Se da un lato è innegabile e certo che la macchina amministrativa si sia messa in moto, dall’altro resta il grande interrogativo sul futuro: avremo mai la certezza di vedere la fine dei lavori? La storia recente e passata ci insegna che, alle nostre latitudini in Calabria, i grandi annunci si scontrano fin troppo spesso con cantieri infiniti e opere lasciate a metà. La speranza è che questa volta si inverta la rotta, anche se lo scetticismo è più che legittimo.

Un piano da 1,3 miliardi: ecco cosa prevede il progetto

L’opera mette sul piatto un finanziamento mastodontico che supera gli 1,3 miliardi di euro, concentrati nello specifico tra i chilometri 279,500 e 286,000.

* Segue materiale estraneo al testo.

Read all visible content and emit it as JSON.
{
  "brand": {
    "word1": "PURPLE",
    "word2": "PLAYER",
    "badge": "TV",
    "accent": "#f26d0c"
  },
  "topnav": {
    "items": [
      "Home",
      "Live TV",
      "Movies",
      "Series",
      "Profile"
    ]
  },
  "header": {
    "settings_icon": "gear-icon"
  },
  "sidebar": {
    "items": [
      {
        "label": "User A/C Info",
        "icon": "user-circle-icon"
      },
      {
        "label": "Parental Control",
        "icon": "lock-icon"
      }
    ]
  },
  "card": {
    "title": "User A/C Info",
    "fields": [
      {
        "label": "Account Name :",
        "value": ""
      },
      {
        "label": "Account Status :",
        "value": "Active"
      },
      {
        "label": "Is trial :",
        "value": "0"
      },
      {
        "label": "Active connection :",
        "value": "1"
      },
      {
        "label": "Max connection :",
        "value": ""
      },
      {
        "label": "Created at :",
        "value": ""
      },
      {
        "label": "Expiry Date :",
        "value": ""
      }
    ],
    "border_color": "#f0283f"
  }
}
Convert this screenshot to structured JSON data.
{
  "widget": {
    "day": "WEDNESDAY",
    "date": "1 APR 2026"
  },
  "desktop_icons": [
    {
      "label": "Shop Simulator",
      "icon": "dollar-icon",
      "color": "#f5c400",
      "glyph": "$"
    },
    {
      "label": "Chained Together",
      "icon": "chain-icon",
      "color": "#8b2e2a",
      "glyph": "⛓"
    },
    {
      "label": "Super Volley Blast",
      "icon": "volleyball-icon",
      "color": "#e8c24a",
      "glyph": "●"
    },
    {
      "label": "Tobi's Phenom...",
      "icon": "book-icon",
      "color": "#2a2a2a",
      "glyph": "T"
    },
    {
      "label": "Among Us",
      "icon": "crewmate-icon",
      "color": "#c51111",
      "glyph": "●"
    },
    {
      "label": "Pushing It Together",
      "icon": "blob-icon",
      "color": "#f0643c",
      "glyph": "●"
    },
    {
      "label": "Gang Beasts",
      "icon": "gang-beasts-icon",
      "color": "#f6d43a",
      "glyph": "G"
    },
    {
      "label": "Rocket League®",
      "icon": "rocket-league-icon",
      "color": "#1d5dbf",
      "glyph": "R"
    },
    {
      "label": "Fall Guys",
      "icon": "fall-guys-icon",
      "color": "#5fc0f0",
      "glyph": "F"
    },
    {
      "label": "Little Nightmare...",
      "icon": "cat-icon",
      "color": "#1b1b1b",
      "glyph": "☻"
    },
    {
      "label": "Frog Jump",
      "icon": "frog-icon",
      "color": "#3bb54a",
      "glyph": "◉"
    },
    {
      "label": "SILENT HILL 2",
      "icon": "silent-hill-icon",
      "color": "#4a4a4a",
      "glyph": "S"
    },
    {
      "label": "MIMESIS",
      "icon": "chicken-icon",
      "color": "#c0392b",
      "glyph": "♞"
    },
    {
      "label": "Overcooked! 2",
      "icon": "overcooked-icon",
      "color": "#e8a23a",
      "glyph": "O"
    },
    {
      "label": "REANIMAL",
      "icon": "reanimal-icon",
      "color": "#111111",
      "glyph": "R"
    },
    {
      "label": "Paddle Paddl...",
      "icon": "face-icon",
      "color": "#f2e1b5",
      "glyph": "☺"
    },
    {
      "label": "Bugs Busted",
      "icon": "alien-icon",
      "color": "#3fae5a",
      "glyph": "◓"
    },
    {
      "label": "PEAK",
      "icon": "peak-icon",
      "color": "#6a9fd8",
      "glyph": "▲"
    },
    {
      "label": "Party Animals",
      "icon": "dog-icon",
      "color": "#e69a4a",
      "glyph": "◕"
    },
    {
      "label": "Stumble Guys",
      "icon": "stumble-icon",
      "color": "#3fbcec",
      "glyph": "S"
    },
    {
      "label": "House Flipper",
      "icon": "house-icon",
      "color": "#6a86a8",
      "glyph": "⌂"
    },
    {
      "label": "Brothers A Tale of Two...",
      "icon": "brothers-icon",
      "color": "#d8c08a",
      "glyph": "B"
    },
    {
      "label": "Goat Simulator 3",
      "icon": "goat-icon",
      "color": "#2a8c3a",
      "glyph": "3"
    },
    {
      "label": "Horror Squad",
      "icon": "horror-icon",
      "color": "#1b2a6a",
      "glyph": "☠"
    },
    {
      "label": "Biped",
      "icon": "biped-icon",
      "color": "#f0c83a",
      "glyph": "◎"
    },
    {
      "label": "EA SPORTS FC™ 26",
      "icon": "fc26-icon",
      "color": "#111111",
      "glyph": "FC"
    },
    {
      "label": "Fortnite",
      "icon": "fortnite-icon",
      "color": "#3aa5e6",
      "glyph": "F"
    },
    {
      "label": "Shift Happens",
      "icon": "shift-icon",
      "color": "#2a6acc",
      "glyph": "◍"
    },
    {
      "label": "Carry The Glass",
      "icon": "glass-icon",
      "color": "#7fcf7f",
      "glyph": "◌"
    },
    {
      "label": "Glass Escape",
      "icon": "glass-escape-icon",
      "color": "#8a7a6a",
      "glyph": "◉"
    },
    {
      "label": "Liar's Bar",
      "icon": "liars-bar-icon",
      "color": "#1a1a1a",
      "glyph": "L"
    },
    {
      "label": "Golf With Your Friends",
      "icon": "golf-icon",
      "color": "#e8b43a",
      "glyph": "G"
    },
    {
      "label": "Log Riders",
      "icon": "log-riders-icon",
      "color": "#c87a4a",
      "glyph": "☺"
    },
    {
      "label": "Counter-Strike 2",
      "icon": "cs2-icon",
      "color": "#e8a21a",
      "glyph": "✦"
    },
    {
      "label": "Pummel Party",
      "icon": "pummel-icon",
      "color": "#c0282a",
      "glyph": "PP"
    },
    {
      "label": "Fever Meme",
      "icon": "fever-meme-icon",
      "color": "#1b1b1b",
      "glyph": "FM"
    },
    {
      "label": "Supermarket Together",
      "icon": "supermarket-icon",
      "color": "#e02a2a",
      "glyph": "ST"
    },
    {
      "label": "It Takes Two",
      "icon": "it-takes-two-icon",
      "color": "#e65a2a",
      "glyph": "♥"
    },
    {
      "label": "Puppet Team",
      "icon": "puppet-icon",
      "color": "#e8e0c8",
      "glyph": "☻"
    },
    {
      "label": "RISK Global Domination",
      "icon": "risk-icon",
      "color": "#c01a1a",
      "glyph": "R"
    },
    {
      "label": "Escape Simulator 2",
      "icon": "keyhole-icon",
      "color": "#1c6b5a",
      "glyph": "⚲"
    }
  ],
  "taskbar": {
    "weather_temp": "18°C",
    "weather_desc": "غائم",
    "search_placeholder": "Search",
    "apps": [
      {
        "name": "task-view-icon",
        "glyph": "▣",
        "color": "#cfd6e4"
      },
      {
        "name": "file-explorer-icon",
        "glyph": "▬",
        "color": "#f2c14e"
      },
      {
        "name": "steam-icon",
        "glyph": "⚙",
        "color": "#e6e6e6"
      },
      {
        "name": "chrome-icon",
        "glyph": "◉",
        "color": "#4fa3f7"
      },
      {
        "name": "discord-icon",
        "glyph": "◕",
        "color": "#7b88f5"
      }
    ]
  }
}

Il progetto di fattibilità tecnica ed economica è stato sviluppato da Anas (Gruppo FS) e risulta strutturato in due macro-lotti funzionali (denominati Lotto 4 e Lotto 5). Gli interventi principali riguarderanno:

  • Messa in sicurezza dei giganti: il consolidamento strutturale e il restyling dei grandi viadotti Stupino e Ruiz.

  • Nuovi tracciati: la costruzione di varianti planimetriche, gallerie inedite e nuovi ponti.

  • Standard moderni: un complessivo ripensamento dell’asse autostradale per garantire parametri di sicurezza, comfort e fluidità del traffico in linea con i tempi moderni.

I territori interessati e la “corsia preferenziale” burocratica

La mappa dei cantieri toccherà esclusivamente la provincia di Cosenza, attraversando i confini di cinque municipalità: Belsito, Malito, Grimaldi, Marzi e Altilia.

Trattandosi di un’infrastruttura considerata strategica e di fondamentale utilità pubblica, l’iter potrà godere delle agevolazioni e delle semplificazioni garantite dalla gestione commissariale. Questo dovrebbe tradursi – almeno sulla carta – in una forte accelerazione nei tempi di rilascio delle autorizzazioni ambientali.

Focus su ecologia ed economia circolare

I progettisti hanno assicurato una particolare attenzione alla tutela del territorio: il nuovo disegno autostradale è stato studiato per non intaccare riserve protette o aree tutelate dalla Rete Natura 2000.

Sul fronte della gestione dei cantieri, si punterà sulla sostenibilità: i detriti e le terre derivanti dagli scavi verranno reimpiegati come sottoprodotti all’interno delle stesse attività di costruzione, riducendo gli sprechi in un’ottica di piena economia circolare.